Blog neighbour Lee Rosenbaum writes today about increases in premiums Sotheby’s auction house, speculating that Christie’s will soon follow suit. She writes:
Here are Sotheby’s new charges (with old ones in parentheses), effective Feb. 1:
Buyers will be charged 25% of first $200,000 (previously $100,000) of the hammer price; 20% of amount above $200,000 to $3 million (previously above $100,000 to $2 million); 12% of excess over $3 million (previously $2 million).
Let’s look at a specific example of how this will work: If your winning bid on an object was $10 million, you would have previously paid $11,365,000 million, including the buyer’s premium. As of next month, it will cost you $11,450,000 million.
Bill Ruprecht, Sotheby’s soon-to-depart president and CEO, issued this statement about the hike:
This will improve Sotheby’s revenue, strengthen the company’s profit margins, fund innovation, help us continue to make interesting and exciting investments in the business, and support our growing online and traditional engagement with clients around the world.
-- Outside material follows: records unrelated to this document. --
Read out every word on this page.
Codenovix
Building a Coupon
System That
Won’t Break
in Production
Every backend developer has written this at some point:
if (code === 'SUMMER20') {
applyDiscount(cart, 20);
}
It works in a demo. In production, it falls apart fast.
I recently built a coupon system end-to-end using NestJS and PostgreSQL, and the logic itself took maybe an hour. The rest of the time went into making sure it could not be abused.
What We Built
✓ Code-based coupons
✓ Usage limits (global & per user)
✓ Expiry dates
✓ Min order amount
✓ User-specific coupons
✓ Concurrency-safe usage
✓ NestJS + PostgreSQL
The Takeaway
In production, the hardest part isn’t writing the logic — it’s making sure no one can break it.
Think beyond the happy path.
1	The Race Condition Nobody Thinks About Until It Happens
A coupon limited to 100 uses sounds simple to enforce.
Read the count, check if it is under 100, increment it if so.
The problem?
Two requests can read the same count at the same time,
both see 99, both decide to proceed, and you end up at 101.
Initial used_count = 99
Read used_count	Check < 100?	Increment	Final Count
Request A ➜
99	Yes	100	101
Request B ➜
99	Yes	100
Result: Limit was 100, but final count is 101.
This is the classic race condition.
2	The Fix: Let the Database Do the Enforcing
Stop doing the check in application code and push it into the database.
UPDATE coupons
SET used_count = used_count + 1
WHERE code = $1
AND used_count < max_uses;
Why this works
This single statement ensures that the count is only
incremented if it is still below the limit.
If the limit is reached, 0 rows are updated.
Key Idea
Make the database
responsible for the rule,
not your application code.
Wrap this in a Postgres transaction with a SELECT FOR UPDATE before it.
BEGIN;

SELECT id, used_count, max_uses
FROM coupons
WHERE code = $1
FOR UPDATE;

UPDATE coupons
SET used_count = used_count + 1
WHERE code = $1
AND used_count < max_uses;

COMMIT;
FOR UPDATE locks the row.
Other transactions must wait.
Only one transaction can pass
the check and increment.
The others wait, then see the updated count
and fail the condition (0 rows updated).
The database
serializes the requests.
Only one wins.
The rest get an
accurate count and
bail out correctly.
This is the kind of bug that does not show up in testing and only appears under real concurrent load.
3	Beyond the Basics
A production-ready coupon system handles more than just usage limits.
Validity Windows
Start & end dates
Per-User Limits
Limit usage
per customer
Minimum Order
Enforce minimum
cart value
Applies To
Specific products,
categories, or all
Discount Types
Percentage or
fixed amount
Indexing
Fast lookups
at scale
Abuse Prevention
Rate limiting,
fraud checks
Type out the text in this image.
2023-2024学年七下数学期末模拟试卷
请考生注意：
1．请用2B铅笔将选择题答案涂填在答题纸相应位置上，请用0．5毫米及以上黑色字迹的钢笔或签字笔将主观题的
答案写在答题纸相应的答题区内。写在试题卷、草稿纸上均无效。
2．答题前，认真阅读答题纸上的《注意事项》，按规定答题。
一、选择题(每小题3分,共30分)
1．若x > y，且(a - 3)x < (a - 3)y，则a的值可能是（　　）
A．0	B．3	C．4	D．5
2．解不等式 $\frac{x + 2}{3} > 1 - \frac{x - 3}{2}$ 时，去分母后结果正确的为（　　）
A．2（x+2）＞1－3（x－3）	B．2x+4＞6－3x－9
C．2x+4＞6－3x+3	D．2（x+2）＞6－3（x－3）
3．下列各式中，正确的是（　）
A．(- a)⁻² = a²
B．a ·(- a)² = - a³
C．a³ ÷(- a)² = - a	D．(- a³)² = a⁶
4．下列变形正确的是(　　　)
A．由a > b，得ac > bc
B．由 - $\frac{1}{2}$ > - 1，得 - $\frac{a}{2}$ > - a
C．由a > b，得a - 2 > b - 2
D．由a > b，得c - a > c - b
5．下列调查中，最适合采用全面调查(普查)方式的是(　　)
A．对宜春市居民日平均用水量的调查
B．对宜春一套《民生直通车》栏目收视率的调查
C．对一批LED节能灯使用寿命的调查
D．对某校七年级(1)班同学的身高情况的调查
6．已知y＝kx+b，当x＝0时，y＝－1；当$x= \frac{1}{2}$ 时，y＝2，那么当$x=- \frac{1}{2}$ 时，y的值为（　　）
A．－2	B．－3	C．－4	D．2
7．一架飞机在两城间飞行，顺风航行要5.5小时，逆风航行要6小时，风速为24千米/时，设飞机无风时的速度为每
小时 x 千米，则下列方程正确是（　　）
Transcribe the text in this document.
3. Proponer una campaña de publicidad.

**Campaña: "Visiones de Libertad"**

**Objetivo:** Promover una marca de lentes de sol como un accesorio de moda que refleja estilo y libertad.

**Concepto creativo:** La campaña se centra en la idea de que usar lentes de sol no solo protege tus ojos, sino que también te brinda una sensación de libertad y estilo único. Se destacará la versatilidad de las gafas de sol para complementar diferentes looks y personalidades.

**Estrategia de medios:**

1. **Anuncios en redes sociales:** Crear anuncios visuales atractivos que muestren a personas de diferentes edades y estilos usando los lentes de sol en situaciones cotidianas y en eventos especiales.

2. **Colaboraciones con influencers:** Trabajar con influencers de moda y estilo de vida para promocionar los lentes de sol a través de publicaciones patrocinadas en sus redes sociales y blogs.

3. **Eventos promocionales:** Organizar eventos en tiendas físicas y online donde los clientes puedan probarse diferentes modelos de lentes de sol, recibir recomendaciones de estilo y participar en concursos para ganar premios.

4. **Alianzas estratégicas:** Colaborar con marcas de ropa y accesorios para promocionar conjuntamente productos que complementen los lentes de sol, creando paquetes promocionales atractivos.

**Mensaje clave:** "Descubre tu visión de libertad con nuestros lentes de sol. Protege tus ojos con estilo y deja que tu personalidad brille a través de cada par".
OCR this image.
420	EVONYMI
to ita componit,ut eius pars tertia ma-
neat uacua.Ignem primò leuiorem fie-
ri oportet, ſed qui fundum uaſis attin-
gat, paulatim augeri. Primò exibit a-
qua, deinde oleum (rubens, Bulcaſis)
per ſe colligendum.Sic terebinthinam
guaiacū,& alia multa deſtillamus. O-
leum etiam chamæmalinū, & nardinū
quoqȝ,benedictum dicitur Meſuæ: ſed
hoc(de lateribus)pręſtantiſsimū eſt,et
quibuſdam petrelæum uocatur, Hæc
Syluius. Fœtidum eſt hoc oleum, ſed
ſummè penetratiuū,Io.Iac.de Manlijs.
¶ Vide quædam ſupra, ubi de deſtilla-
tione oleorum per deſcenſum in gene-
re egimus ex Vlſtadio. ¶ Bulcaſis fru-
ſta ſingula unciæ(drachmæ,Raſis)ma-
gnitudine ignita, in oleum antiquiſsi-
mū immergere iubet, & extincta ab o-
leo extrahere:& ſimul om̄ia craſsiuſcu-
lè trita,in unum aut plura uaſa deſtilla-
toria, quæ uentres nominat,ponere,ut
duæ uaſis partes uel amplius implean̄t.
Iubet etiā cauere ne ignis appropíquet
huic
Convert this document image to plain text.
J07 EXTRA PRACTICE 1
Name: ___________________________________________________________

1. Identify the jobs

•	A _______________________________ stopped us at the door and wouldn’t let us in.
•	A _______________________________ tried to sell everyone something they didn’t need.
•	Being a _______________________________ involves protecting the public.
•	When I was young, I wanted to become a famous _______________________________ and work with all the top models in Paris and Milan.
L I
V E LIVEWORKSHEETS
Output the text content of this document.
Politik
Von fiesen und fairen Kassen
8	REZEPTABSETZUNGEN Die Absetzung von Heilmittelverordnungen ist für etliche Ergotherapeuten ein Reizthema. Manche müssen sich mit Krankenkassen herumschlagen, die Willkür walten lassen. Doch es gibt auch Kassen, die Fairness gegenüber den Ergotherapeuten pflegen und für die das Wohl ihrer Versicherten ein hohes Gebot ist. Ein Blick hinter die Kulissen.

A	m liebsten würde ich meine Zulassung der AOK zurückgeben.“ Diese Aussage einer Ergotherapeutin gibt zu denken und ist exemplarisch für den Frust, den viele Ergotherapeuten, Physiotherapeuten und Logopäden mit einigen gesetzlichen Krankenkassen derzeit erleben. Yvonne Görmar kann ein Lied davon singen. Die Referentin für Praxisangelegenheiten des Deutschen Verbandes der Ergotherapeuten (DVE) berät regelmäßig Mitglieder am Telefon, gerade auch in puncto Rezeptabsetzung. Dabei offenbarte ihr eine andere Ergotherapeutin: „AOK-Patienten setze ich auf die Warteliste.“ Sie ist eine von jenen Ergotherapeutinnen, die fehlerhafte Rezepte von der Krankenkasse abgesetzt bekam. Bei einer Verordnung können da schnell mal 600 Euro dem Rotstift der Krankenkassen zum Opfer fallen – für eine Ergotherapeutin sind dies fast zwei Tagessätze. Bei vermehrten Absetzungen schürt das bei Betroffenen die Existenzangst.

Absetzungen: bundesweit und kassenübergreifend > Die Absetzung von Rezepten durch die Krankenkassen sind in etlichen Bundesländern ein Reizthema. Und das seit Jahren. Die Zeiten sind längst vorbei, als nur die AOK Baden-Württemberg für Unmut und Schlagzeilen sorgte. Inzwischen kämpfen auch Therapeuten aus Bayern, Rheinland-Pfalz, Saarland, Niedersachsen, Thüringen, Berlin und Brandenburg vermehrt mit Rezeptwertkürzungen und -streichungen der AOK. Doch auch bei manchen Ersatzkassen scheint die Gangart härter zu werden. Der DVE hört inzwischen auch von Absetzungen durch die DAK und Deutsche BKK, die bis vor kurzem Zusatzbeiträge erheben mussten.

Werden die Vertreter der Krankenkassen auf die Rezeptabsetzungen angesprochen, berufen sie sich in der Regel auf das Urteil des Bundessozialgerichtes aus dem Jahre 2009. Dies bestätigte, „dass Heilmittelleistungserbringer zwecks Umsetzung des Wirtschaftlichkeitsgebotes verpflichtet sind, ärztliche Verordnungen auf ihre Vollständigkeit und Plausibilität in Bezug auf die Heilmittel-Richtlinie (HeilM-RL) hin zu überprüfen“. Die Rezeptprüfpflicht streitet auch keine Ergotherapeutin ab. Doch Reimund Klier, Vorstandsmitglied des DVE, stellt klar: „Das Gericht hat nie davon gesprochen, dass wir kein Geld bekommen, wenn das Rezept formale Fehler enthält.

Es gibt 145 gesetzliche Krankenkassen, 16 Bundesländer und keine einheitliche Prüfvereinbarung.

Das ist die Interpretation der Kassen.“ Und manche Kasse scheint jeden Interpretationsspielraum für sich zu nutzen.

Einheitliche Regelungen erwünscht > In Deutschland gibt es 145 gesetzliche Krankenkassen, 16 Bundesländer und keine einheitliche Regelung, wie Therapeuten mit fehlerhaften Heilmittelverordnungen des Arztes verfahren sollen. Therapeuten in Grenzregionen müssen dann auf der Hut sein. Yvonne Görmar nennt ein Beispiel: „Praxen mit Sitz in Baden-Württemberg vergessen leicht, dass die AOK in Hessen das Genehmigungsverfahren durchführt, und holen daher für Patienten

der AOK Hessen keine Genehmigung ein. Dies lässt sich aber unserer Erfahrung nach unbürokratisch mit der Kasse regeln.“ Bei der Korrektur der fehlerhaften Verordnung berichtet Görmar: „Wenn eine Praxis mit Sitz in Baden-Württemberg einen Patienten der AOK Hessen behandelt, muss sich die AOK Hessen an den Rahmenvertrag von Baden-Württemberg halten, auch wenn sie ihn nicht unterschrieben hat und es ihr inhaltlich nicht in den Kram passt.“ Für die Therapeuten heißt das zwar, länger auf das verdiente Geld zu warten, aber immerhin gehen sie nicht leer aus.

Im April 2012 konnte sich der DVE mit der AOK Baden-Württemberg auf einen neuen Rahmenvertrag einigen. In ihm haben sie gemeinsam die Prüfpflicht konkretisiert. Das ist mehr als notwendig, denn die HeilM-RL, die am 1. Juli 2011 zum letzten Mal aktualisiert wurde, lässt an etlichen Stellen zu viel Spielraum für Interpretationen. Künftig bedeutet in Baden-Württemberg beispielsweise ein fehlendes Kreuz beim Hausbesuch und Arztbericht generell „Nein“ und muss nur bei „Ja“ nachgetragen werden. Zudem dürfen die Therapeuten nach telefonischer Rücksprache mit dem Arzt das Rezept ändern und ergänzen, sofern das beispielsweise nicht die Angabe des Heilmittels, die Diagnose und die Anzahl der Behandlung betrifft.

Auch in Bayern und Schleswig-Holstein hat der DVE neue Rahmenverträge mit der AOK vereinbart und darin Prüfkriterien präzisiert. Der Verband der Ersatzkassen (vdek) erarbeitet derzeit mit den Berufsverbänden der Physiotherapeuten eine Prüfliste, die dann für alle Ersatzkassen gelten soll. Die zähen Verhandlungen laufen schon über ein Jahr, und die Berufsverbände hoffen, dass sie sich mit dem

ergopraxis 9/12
The “clients around the world” who will not feel “supported” by this fee hike are the buyers. They may well declare: “Enough is enough! It’s the sellers [who, in some cases, are charged no commission and even get a cut of the buyer’s premium] who should be footing more of the bill.”
Not so fast.
Auction houses take a cut from sales, meaning that buyers pay more to acquire a work than sellers receive, with the auction house taking the difference. This is similar to what happens when the government taxes a good: buyers pay a higher price than sellers receive, and the state takes the difference. It is as if a ‘wedge’ has been driven between buyers’ and sellers’ effective prices. In auction premiums, as in tax policy analysis, the interesting question is ‘who bears the burden if the size of the wedge increases?’ And the answer does not lie in the side on whom the premium or tax is nominally levied. The allocation of the burden is more complicated that that, because prices adjust in response to changes in premiums (or taxes).
What is the evidence on who bears the burden of auction house premiums? In an economic study of the auction house price-fixing case (and in other papers as well) Orley Ashenfelter and Kathryn Graddy write:
To date, the theory upholds the initial reasoning that increased commissions should have a minimal effect on buyers, with the incidence falling primarily on the sellers.
They reason, and find evidence, that the burden of increases in buyers premiums falls upon sellers.
The reasoning is this: in auctions, the winning bid pays a price equal to the reservation price (the highest total price she is possibly willing to pay) of the second-highest bidder, plus a small increment. That reservation price does not change with changes in buyers premiums. If, for example, the reservation price of the second-highest bidder is $11,365,000 (consisting of a ‘price’ of $10 million and a auction house premium of $1,365,000), that amount does not change with an increase in the rate of the buyers premium. In other words, it doesn’t become $11,450,000 because of some change in auction house policy. Lee Rosenbaum is assuming the winning bid remains at $10 million with the change in buyers premium, but we have no reason to think it would.
The winning bids will fall with an increase in the buyers premium, and that cost is borne by sellers.
Ashenfelter and Graddy:
This analysis would be complete if the number of buyers and sellers in the auction were fixed, and if sellers did not set reserve prices. However, in practice, sellers set a secret reserve price, so that some items go unsold because the bidding does not reach this (seller’s) reserve price. To the extent that buyers are unconstrained by the reserve price, because the item sells for a price higher than the reserve, the analysis above is unaffected.
As Ginsburgh, Legros, and Sahuguet (2004) show, for the situation where the reserve price is binding, however, it is possible that the buyers will end up paying a higher price because of the existence of the buyer’s premium. However, if the reserve price is not binding, and the presence of a reserve price causes the number of bidders participating in the auction to decrease, then prices can be pushed down. This can occur if a buyer’s cost of participating is greater than his expected surplus.
Buyers who fail to purchase or participate in the auction because of the higher commission rates are worse off. In any case, however, this is a second order effect and any harm done to those who do not purchase is not capable of empirical identification. Overall, Ginsburgh, Legros, and Sahuguet (2004) conclude that ex ante, the welfare of all bidders is the same, regardless of the commission [emphasis mine].